La reverb sur des chansons folk intimiste suffît trop souvent à faire crier au génie et à la diva du siècle. En fait, cela sert surtout à rendre plus souple et plus chaleureux ce qui risquerait d'être insuportablement rêche et barbant.
Mais ce n'est pas une règle absolue et Alela Diane lors de la sortie de son premier album, Pirate's Gospel, avait prouvé, avec une voix quasi naturelle et un filet de voix, somme toute et quoi qu'on en dise pas si exceptionnel que cela, qu'il était possible de faire bien sans faire trop, d'émouvoir sans faire dans le cliché larmoyant.
Aujourd'hui, la demoiselle revient avec Headless Heroes, une formation qui sent bon (?) le groupe concept réuni autour d'un seul et unique projet.
En l'occurrence, le projet est de faire chanter la charmante Alela un certain nombre de reprises, folk et rock, dans un univers sonore résolument folk mais aux arrangements soyeux, ambiance club cosy, à grand renfort de basses lancinantes et de cuivres.
The Silence of Love proposera donc, parmi les reprises les plus sympathiques, une relecture acoustique de "Just like honey" des Jesus and Mary Chain, ou encore "Nobody's baby now" de Nick Cave.

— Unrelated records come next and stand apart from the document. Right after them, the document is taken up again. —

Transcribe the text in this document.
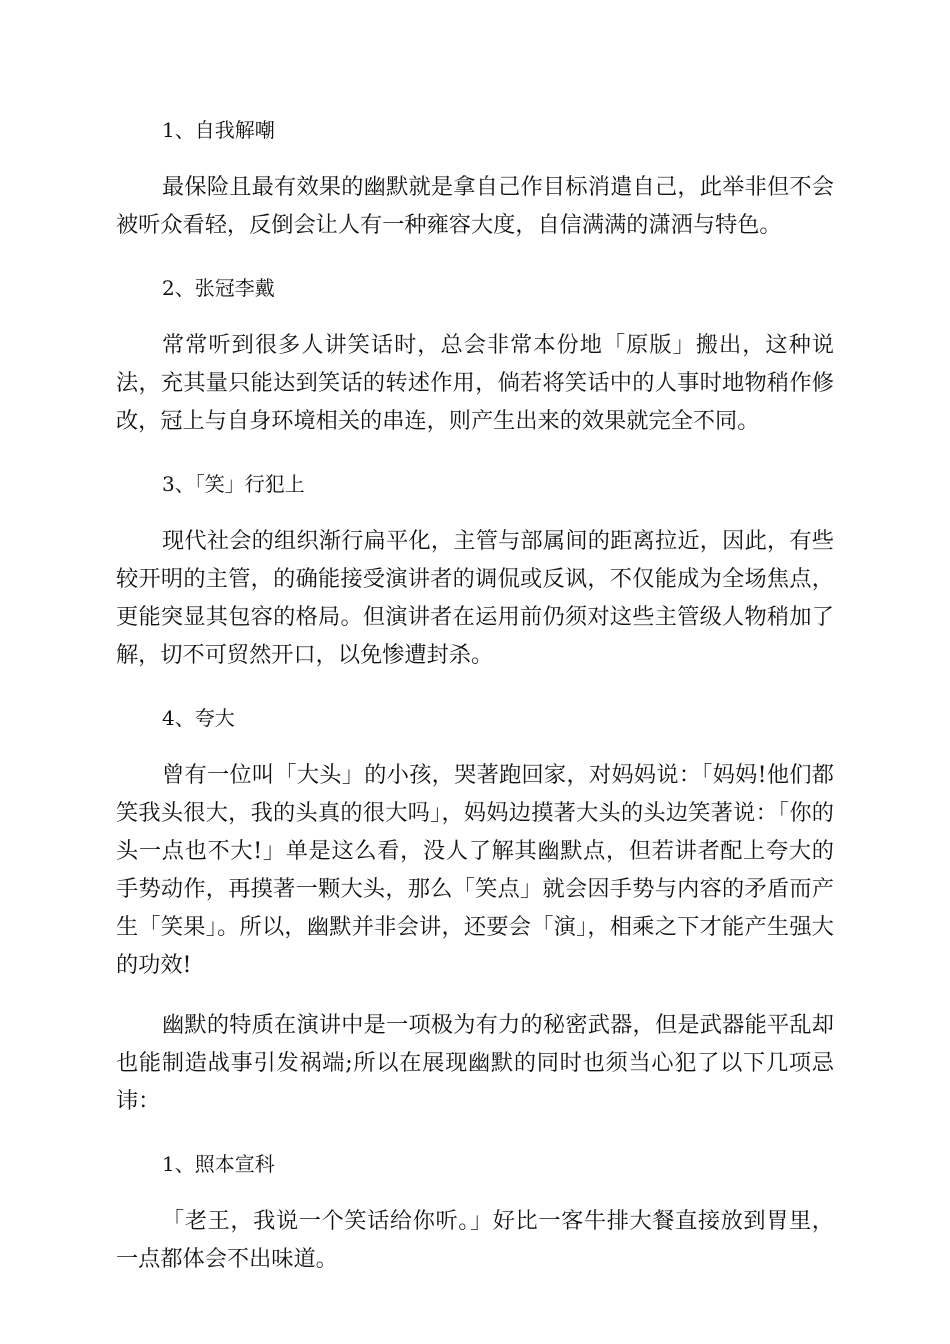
1、自我解嘲

最保险且最有效果的幽默就是拿自己作目标消遣自己，此举非但不会被听众看轻，反倒会让人有一种雍容大度，自信满满的潇洒与特色。

2、张冠李戴

常常听到很多人讲笑话时，总会非常本份地「原版」搬出，这种说法，充其量只能达到笑话的转述作用，倘若将笑话中的人事时地物稍作修改，冠上与自身环境相关的串连，则产生出来的效果就完全不同。

3、「笑」行犯上

现代社会的组织渐行扁平化，主管与部属间的距离拉近，因此，有些较开明的主管，的确能接受演讲者的调侃或反讽，不仅能成为全场焦点，更能突显其包容的格局。但演讲者在运用前仍须对这些主管级人物稍加了解，切不可贸然开口，以免惨遭封杀。

4、夸大

曾有一位叫「大头」的小孩，哭著跑回家，对妈妈说：「妈妈!他们都笑我头很大，我的头真的很大吗」，妈妈边摸著大头的头边笑著说：「你的头一点也不大!」单是这么看，没人了解其幽默点，但若讲者配上夸大的手势动作，再摸著一颗大头，那么「笑点」就会因手势与内容的矛盾而产生「笑果」。所以，幽默并非会讲，还要会「演」，相乘之下才能产生强大的功效!

幽默的特质在演讲中是一项极为有力的秘密武器，但是武器能平乱却也能制造战事引发祸端;所以在展现幽默的同时也须当心犯了以下几项忌讳：

1、照本宣科

「老王，我说一个笑话给你听。」好比一客牛排大餐直接放到胃里，一点都体会不出味道。
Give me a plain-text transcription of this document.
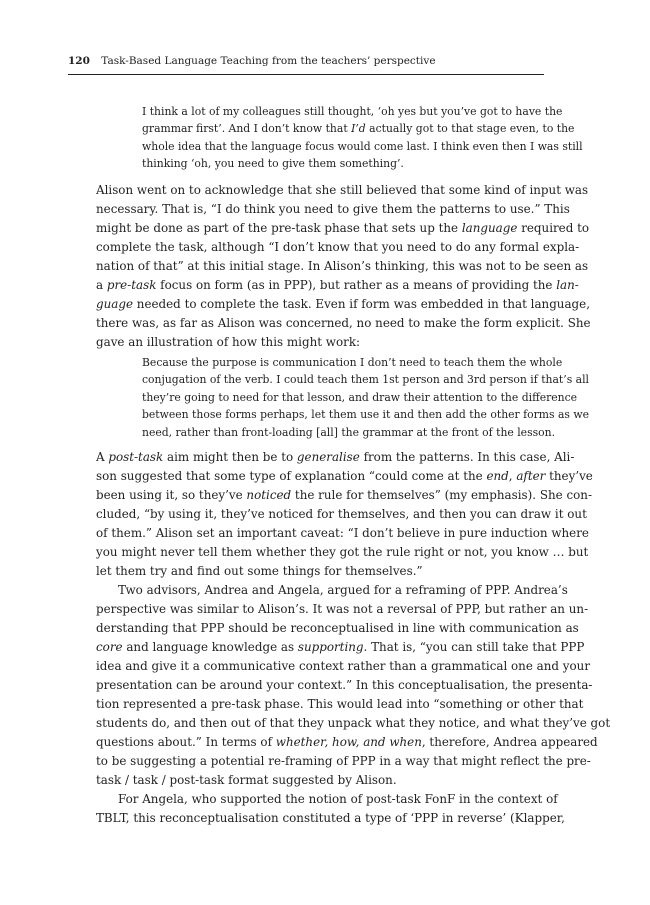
120 Task-Based Language Teaching from the teachers’ perspective
I think a lot of my colleagues still thought, ‘oh yes but you’ve got to have the
grammar first’. And I don’t know that I’d actually got to that stage even, to the
whole idea that the language focus would come last. I think even then I was still
thinking ‘oh, you need to give them something’.
Alison went on to acknowledge that she still believed that some kind of input was
necessary. That is, “I do think you need to give them the patterns to use.” This
might be done as part of the pre-task phase that sets up the language required to
complete the task, although “I don’t know that you need to do any formal expla-
nation of that” at this initial stage. In Alison’s thinking, this was not to be seen as
a pre-task focus on form (as in PPP), but rather as a means of providing the lan-
guage needed to complete the task. Even if form was embedded in that language,
there was, as far as Alison was concerned, no need to make the form explicit. She
gave an illustration of how this might work:
Because the purpose is communication I don’t need to teach them the whole
conjugation of the verb. I could teach them 1st person and 3rd person if that’s all
they’re going to need for that lesson, and draw their attention to the difference
between those forms perhaps, let them use it and then add the other forms as we
need, rather than front-loading [all] the grammar at the front of the lesson.
A post-task aim might then be to generalise from the patterns. In this case, Ali-
son suggested that some type of explanation “could come at the end, after they’ve
been using it, so they’ve noticed the rule for themselves” (my emphasis). She con-
cluded, “by using it, they’ve noticed for themselves, and then you can draw it out
of them.” Alison set an important caveat: “I don’t believe in pure induction where
you might never tell them whether they got the rule right or not, you know … but
let them try and find out some things for themselves.”
Two advisors, Andrea and Angela, argued for a reframing of PPP. Andrea’s
perspective was similar to Alison’s. It was not a reversal of PPP, but rather an un-
derstanding that PPP should be reconceptualised in line with communication as
core and language knowledge as supporting. That is, “you can still take that PPP
idea and give it a communicative context rather than a grammatical one and your
presentation can be around your context.” In this conceptualisation, the presenta-
tion represented a pre-task phase. This would lead into “something or other that
students do, and then out of that they unpack what they notice, and what they’ve got
questions about.” In terms of whether, how, and when, therefore, Andrea appeared
to be suggesting a potential re-framing of PPP in a way that might reflect the pre-
task / task / post-task format suggested by Alison.
For Angela, who supported the notion of post-task FonF in the context of
TBLT, this reconceptualisation constituted a type of ‘PPP in reverse’ (Klapper,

Sans être aussi original qu'on veut bien le faire croire (il existe des tas de versions "non noisy" de "Just like honey"), les reprises sont toujours pleine de délicatesse et d'élégance.
Pourtant, on aura parfois un peu de mal à ressentir l'émotion sur certains titres dont les ingrédients semblent pourtant là. C'est par exemple le cas de "Hey who really cares ?", ballade minimaliste qui ressemble trop à une comptine récitée avec trop d'application.
Mais ce n'est pas le cas de la majorité de l'album fort heureusement et nombre de reprises sont reussies même si la magie de la voix de Diane n'est pas toujours aussi bluffante et chaleureuse qu'on l'espérait. Et quand elle en fait trop, on se croirait débarquer dans un space opéra ("See my love") démontrant néanmoins ses capacités vocales.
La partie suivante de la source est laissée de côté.